Choreographin Yana Gumenna gibt im Bautzener Thespis-Zentrum Tanzkurse für geflüchtete Frauen. Sie ist selbst vor dem Krieg in der Ukraine geflohen. © SZ/Uwe Soeder

Bautzen. Yana Gumenna gleitet über den Parkettboden. Vorbei an dem fünf- oder sechsjährigen Mädchen, das gerade wie beseelt durch den Raum läuft, dessen helle Fenster hinaus zur Goschwitzstraße zeigen. Vorbei an der jungen Frau, die Ballerina-Figuren tanzt und dabei die Augen fest geschlossen hält. Vorbei an dem Mädchen im Teenageralter, das einfach nur in sich gekehrt auf dem Boden sitzt, während die anderen Frauen in eleganten Bewegungen um sie herum tanzen, jede für sich.

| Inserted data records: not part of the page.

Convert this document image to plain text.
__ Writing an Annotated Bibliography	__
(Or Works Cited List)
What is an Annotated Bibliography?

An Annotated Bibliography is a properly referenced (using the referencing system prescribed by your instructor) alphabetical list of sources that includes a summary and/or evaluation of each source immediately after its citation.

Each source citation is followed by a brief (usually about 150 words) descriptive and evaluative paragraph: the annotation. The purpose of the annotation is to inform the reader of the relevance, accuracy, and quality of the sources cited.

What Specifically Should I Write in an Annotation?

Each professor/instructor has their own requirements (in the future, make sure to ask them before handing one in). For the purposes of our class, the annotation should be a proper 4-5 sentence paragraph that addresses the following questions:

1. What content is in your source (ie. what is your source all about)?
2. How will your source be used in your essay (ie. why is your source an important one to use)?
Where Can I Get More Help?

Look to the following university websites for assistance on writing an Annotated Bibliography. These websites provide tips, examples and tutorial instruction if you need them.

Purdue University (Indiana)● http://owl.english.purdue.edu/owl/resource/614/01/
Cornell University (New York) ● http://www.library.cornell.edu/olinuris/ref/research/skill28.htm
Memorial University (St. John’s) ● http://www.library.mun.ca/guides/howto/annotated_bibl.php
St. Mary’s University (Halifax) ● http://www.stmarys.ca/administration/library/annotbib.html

Yanas Blick schaut ernst und verbissen in den Raum, ihre Augen wirken müde, ihre Mimik ausdruckslos. Blickt sie dagegen in das Gesicht einer ihrer Tänzerinnen, breitet sich wie auf Knopfdruck ein großes Lächeln in ihrem Gesicht aus. Wenn sie auf Russisch Anweisungen gibt, klingt sie bestimmt und selbstbewusst, mit den Armen malt sie langsam große Bewegungen in die Luft. Als sie später über ihre Flucht spricht, kullern ihr Tränen in die Augen.

"Mein Körper gehört mir nicht mehr"

Keine zwei Monate ist die 35-jährige Mutter von zwei Kindern in Deutschland. Geflüchtet wie viele andere Ukrainer aus ihrer Heimatstadt Tschernowitz im Südwesten der Ukraine über Rumänien, Ungarn, Slowakei, Tschechien, Polen, nach Deutschland. Nun gibt sie im soziotheatralen Thespis-Zentrum in Bautzen einen Tanzkurs für Geflüchtete. Die Idee dazu habe Bautzens Theaterintendant Lutz Hillmann gehabt.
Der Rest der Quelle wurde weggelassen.